Customer Satisfaction (CSAT) Score

This metric measures the level of satisfaction that customers have with their interactions with the contact center. A high CSAT score is a good indicator of a positive customer experience.

Abandonment Rate

This metric measures the percentage of customers who hang up before their call is answered. A high abandonment rate is a sign that the contact center is not able to handle customer volume effectively.

Average Handle Time (AHT)

This metric measures the average amount of time that it takes for an agent to handle a customer interaction. A low AHT is a good indicator of efficient and effective customer service.
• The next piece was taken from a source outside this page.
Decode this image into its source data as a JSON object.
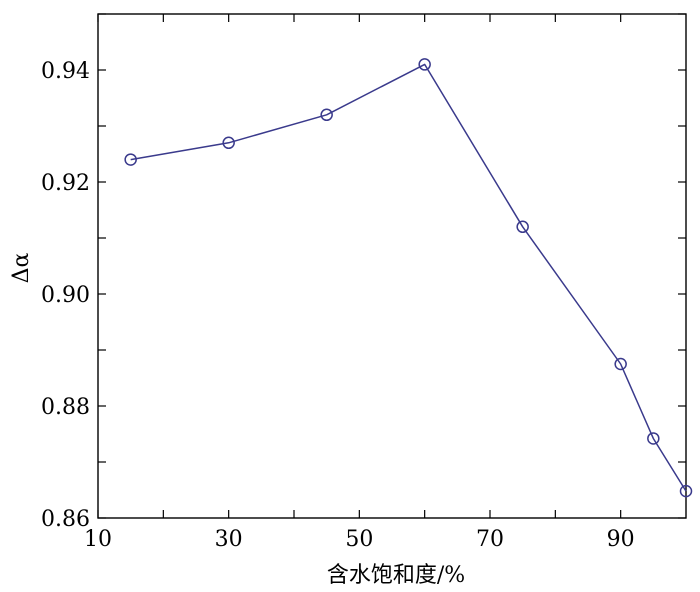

First Contact Resolution (FCR) Rate

This metric measures the percentage of customer issues that are resolved during the first interaction. A high FCR rate is a good indicator of efficient and effective customer service.

Net Promoter Score (NPS)

This metric measures the likelihood that customers will recommend the company to others. A high NPS is a good indicator of customer loyalty and positive customer experience.

Contact Volume

This metric measures the total number of interactions (calls, chats, emails, etc.) that the contact center handles.

Agent Utilization

This metric measures the percentage of time that agents spend handling customer interactions, as opposed to other activities like training or administrative tasks.

Occupancy Rate

This metric measures the percentage of time that agents spend on the phone. A high occupancy rate is a good indicator of efficient and effective customer service.

Agent Turnover

This metric measures the rate at which agents leave the contact center. A high agent turnover rate can be costly and disruptive, and can negatively impact customer service.